Raton, sans s’être réveillée, s’éteignit dans la nuit du lendemain, veille de l’Exaltation de la Sainte-Croix. La bonne Sophie de Sainte-Anne fut tirée de son sommeil par l’odeur suffocante que répandait le corps, et qui troubla tant la Sous-Prieure qu’elle rêva de Marie-Madeleine inondant de parfums les pieds du Christ. La lampe s’était éteinte, mais une douce clarté régnait dans la chambre, et cette clarté provenait des mains, des pieds et du front de Raton. Sainte-Anne affirma qu’au moment même qu’elle se frottait un œil, une forme spectrale qui rappelait un ange s’était fondue dans le mur, emportant entre ses bras une figure resplendissante, de la taille d’un enfant au berceau, et qu’en cette figure, bien que petite et poupine, elle avait reconnu Raton, ou du moins ce qu’elle devait être quand elle fut trouvée dans le verger de Balleroy.
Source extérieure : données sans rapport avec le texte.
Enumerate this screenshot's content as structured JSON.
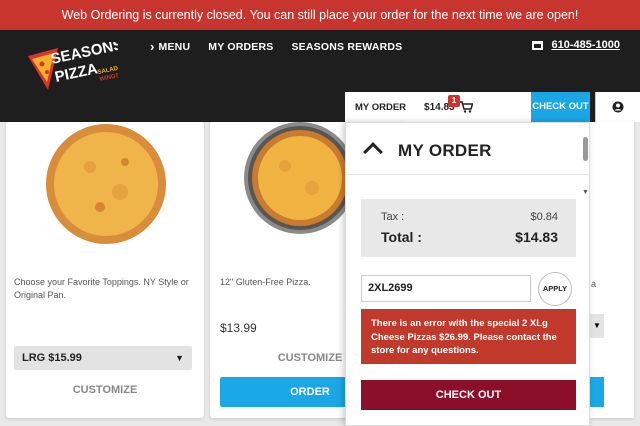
{
  "banner": {
    "text": "Web Ordering is currently closed. You can still place your order for the next time we are open!"
  },
  "brand": {
    "name_line1": "SEASONS",
    "name_line2": "PIZZA",
    "tag1": "SALAD",
    "tag2": "WINGS"
  },
  "nav": {
    "menu": "MENU",
    "my_orders": "MY ORDERS",
    "rewards": "SEASONS REWARDS"
  },
  "phone": "610-485-1000",
  "order_bar": {
    "label": "MY ORDER",
    "amount": "$14.83",
    "badge": "1",
    "checkout": "CHECK OUT"
  },
  "products": [
    {
      "description": "Choose your Favorite Toppings. NY Style or Original Pan.",
      "size_option": "LRG  $15.99",
      "customize": "CUSTOMIZE"
    },
    {
      "description": "12\" Gluten-Free Pizza.",
      "price": "$13.99",
      "customize": "CUSTOMIZE",
      "order": "ORDER"
    }
  ],
  "peek": {
    "text": "a"
  },
  "panel": {
    "title": "MY ORDER",
    "tax_label": "Tax :",
    "tax_value": "$0.84",
    "total_label": "Total :",
    "total_value": "$14.83",
    "promo_code": "2XL2699",
    "apply": "APPLY",
    "error": "There is an error with the special 2 XLg Cheese Pizzas $26.99. Please contact the store for any questions.",
    "checkout": "CHECK OUT"
  },
  "colors": {
    "brand_red": "#c8352f",
    "accent_blue": "#1aa7e6",
    "checkout_maroon": "#8b0e2a",
    "header_dark": "#1e1e1e"
  }
}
Revêtu de tous ses habits religieux, le corps fut exposé, selon l’usage, dans le chœur du Chapitre, entouré de quatre cierges, et placé sur une estrade, de façon que chacun le pût voir du dehors. Après la messe, la grille fut écartée. Quelques heures après, par la vertu du prodige que restera toujours la propagation des nouvelles, une quarantaine de femmes se joignirent à des dévotes qui venaient contempler le cadavre, lui faire toucher des chapelets et découper furtivement de petits morceaux de bure. Les premières n’étaient autres que la Gourdan et ses filles, auxquelles se mêlaient quelques-unes de leurs amies, la plupart de celles-là qui avaient assisté à la vêture. C’étaient la Rosière, dite Cul-Ouvert, Dunkerque-la-Bique, Toutou-l’Épagneule, Manon-Gogo, Tierce-la-Cavale, Beaujour-la-Boucaneuse, Aspasie Citron et Tonton-Minette. Une dizaine de marchandes de modes, de lingères, de grisettes et de couturières les accompagnaient pour la première fois, que la renommée de Raton avait rendues curieuses et incitait à la religion. Presque toutes tiraient de leur sein une gravure embellie par le pinceau, travail ingénu d’un novice, d’après l’Amour Mystique du Livre de la Gourdan. Elles s’ébahissaient de ce que le visage de la morte, rétabli dans son éclat et son intégrité, fût si semblable à l’estampe, sauf une narine qui semblait avoir été grignotée par une souris.

Mais l’être le plus singulier, bien que le moins inattendu parmi ces personnes assez extravagantes, était un Père Capucin à grosses lunettes fumées qui tantôt baisait les pieds nus de la morte à la place des stigmates, où rougissaient deux belles roses, et tantôt les essuyait d’un grand mouchoir à pois qu’il portait ensuite à son vieux nez de priseur en marquant le plus complet ravissement. Les demoiselles et les bigotes l’imitèrent incontinent. Chacune fit valoir à sa voisine la bonne odeur balsamique qui imprégnait le linge et surmontait les eaux de senteurs les plus vives.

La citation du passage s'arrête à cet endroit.